Paper No. 139-2
Presentation Time: 9:00 AM-6:30 PM
EXPLORING THE GEODYNAMICS OF CONTINENTAL CRUSTAL THINNING AND EXTENSION USING NUMERICAL MODELS AND GEOLOGICAL OBSERVATIONS
Numerical experiments relate the distribution and style of deformation in rifted margins to thermomechanical localization processes. Four end-member margins categorized by their width and symmetry result by varying initial lithospheric strength, crustal thicknesses, and extension rates. In the experiments, the stretching mode can be very short or protracted, and the thinning or the exhumation modes can be incomplete or absent. When thinning profiles are extracted we find that the upper to lower crust extension discrepancy is partly solved by polyphase sequential faulting and detachment faulting. Moreover, depth-dependent stretching appears to dominate at specific stages of rift evolution because crustal and mantle thinning distributions are not always spatially coincident, and at times are not even balanced by an equal magnitude of thinning in two-dimensions. The rheological mechanisms for these patterns are expressed in the rock record, as illustrated with field examples from the Death Valley region and the Mauleon basin in the Western Pyrenees. In both areas, migmatitic fabrics characterize the mid- to lower crustal rocks, and extension-related, retrograde fabrics overprint the peak-metamorphic ones.
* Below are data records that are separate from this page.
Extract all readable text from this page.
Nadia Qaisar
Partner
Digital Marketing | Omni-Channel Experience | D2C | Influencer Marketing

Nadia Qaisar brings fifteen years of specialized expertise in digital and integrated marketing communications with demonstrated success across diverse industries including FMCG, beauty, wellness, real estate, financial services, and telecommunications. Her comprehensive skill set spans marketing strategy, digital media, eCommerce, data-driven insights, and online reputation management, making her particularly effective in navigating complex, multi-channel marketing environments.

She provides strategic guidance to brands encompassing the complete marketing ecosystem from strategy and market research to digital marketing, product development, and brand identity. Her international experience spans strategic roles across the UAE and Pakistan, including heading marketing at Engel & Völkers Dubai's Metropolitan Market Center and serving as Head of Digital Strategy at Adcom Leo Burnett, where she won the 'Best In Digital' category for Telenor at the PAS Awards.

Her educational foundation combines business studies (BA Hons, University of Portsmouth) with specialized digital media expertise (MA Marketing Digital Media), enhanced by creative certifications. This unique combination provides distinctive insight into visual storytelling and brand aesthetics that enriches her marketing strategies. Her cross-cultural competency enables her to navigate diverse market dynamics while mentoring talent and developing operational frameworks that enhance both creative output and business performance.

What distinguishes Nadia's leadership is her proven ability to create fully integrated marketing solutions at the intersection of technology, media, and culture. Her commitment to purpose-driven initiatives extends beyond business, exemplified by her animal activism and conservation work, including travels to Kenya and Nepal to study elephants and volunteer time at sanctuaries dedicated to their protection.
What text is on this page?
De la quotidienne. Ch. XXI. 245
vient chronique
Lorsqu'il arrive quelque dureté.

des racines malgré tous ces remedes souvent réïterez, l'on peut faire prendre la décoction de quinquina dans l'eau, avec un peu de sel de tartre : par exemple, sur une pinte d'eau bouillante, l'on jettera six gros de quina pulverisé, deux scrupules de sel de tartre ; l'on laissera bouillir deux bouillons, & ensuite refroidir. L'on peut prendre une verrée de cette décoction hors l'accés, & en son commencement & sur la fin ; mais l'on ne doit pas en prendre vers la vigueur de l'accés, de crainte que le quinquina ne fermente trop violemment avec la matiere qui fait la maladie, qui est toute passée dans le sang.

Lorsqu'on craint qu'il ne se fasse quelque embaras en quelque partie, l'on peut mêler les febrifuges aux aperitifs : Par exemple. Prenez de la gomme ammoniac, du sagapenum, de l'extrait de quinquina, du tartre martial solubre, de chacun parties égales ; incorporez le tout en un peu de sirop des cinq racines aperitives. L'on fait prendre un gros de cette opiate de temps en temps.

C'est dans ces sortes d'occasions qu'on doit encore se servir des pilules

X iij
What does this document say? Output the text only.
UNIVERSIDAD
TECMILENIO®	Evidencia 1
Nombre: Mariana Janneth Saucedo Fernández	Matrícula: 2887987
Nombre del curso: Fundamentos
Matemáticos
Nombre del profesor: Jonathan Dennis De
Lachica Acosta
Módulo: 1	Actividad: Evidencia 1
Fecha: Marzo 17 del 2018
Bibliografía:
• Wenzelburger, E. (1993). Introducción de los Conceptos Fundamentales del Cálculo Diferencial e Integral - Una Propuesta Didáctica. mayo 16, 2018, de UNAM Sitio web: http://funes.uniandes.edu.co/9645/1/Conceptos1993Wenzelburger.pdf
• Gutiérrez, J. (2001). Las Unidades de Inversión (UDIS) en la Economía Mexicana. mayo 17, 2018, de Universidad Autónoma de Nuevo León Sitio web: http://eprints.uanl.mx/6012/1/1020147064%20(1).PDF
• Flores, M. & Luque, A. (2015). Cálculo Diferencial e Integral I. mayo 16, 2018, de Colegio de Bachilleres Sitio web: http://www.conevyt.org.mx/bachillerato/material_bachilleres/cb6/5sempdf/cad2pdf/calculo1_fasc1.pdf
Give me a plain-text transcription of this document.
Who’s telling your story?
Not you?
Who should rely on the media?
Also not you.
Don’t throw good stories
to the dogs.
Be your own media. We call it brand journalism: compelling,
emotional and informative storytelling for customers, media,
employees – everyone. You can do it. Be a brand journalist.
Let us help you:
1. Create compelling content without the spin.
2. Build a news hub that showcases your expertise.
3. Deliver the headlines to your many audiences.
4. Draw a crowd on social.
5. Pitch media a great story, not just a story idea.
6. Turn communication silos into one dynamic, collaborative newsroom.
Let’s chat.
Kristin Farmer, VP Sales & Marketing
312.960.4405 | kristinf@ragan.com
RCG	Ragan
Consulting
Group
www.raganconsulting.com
Yet, these areas show contrasting retrograde assemblages attributed to different melt-segregation histories resulting in changes in the bulk composition and thus crustal strength. The Death Valley region typifies a weak-crust extensional province with widespread extensional ductile shear zones and little mantle response. In contrast, the Mauleon basin typifies stronger crust with few extensional brittle shear zones and mantle exhumation. As predicted by the models, in both cases the relative strength of the mantle to crust originates in the orogenic histories of the regions.